Membrane lipid raft complex-mediated antimitogenic effect of WIN in melanoma could represents a potential targets for a melanoma treatment.”
“Cannabinoid refers to a group of chemicals naturally found in the marijuana plant Cannabis sativa L. and includes compounds that are either structurally or pharmacologically similar to Δ(9)-tetrahydrocannabinol or those that bind to the cannabinoid receptors. Although anticancer effects of cannabinoids were shown as early as 1975 in Lewis lung carcinoma, renewed interest was generated little after the discovery of the cannabinoid system and cloning of the specific cannabinoid receptors.

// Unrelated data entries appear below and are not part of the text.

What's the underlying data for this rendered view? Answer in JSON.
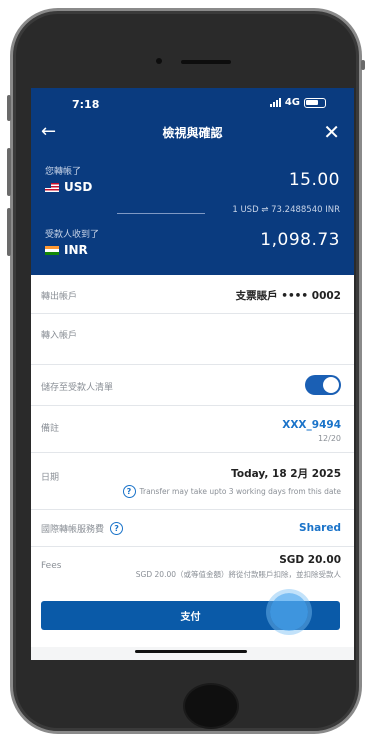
{
  "status": {
    "time": "7:18",
    "network": "4G"
  },
  "nav": {
    "back": "←",
    "title": "檢視與確認",
    "close": "✕"
  },
  "send": {
    "label": "您轉帳了",
    "currency": "USD",
    "amount": "15.00"
  },
  "rate": "1 USD ⇌ 73.2488540 INR",
  "receive": {
    "label": "受款人收到了",
    "currency": "INR",
    "amount": "1,098.73"
  },
  "rows": {
    "from_account": {
      "label": "轉出帳戶",
      "value": "支票賬戶 •••• 0002"
    },
    "to_account": {
      "label": "轉入帳戶"
    },
    "save_payee": {
      "label": "儲存至受款人清單",
      "on": true
    },
    "reference": {
      "label": "備註",
      "value": "XXX_9494",
      "count": "12/20"
    },
    "date": {
      "label": "日期",
      "value": "Today, 18 2月 2025",
      "note": "Transfer may take upto 3 working days from this date"
    },
    "charges": {
      "label": "國際轉帳服務費",
      "value": "Shared"
    },
    "fees": {
      "label": "Fees",
      "value": "SGD 20.00",
      "note": "SGD 20.00（或等值金額）將從付款賬戶扣除，並扣除受款人"
    }
  },
  "pay_label": "支付"
}
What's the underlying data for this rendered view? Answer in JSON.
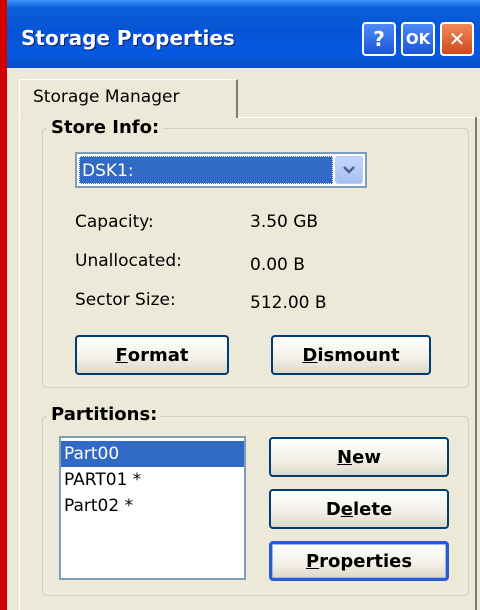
{
  "window": {
    "title": "Storage Properties",
    "help_label": "?",
    "ok_label": "OK",
    "close_label": "✕"
  },
  "tabs": [
    {
      "label": "Storage Manager",
      "active": true
    }
  ],
  "store_info": {
    "title": "Store Info:",
    "store_select": {
      "value": "DSK1:",
      "arrow_icon": "chevron-down-icon"
    },
    "rows": [
      {
        "label": "Capacity:",
        "value": "3.50 GB"
      },
      {
        "label": "Unallocated:",
        "value": "0.00 B"
      },
      {
        "label": "Sector Size:",
        "value": "512.00 B"
      }
    ],
    "format_button": {
      "mnemonic": "F",
      "rest": "ormat"
    },
    "dismount_button": {
      "mnemonic": "D",
      "rest": "ismount"
    }
  },
  "partitions": {
    "title": "Partitions:",
    "items": [
      {
        "label": "Part00",
        "selected": true
      },
      {
        "label": "PART01 *",
        "selected": false
      },
      {
        "label": "Part02 *",
        "selected": false
      }
    ],
    "new_button": {
      "mnemonic": "N",
      "rest": "ew"
    },
    "delete_button": {
      "pre": "D",
      "mnemonic": "e",
      "rest": "lete"
    },
    "properties_button": {
      "mnemonic": "P",
      "rest": "roperties"
    }
  },
  "colors": {
    "titlebar": "#0654d6",
    "selection": "#316ac5",
    "dialog_face": "#ece9d8",
    "left_border": "#d30000",
    "close_button": "#d2491d"
  }
}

Cannabinoids are a class of pharmacologic compounds that offer potential applications as antitumor drugs, based on the ability of some members of this class to limit inflammation, cell proliferation, and cell survival. In particular, emerging evidence suggests that agonists of cannabinoid receptors expressed by tumor cells may offer a novel strategy to treat cancer. Here, we review recent work that raises interest in the development and exploration of potent, nontoxic, and nonhabit forming cannabinoids for cancer therapy.”
Full Text: http://cancerres.aacrjournals.org/content/68/2/339.long
“Compounds in cannabis inhibit cancer cell growth in human breast cancer cell lines and in pancreatic tumor cell lines, according to a pair of preclinical trials published in the July issue of the journal of the American Association for Cancer Research.
In one trial, investigators at Complutense University in Spain and the Institut National de la Sante et de la Recherche Medicale (INSERM) in France assessed the anti-cancer activity of cannabinoids in pancreatic cancer cell lines and in animals. Cannabinoid administration selectively increased apoptosis (programmed cell death) in pancreatic tumor cells while ignoring healthy cells, researchers found. In addition, “cannabinoid treatment inhibited the spreading of pancreatic tumor cells … and reduced the growth of tumor cells” in animals.
“These findings may contribute to … a new therapeutic approach for the treatment of pancreatic cancer,” authors concluded.
In the second trial, investigators at Spain’s Complutense University reported that THC administration “reduces human breast cancer cell proliferation [in vitro] by blocking the progression of the cell cycle and by inducing apoptosis.” Authors concluded that their findings “may set the bases for a cannabinoid therapy for the management of breast cancer.”
Previous preclinical data published in May in the Journal of Pharmacological and Experimental Therapeutics reported that non-psychoactive cannabinoids, particularly cannabidiol (CBD), dramatically halt the spread of breast cancer cells and recommended their use in cancer therapy.
Separate trials have also shown cannabinoids to reduce the size and halt the spread of glioma (brain tumor) cells in animals and humans in a dose dependent manner. Additional preclinical studies have demonstrated cannabinoids to inhibit cancer cell growth and selectively trigger malignant cell death in skin cancer cells, leukemic cells, lung cancer cells, and prostate carcinoma cells, among other cancerous cell lines.”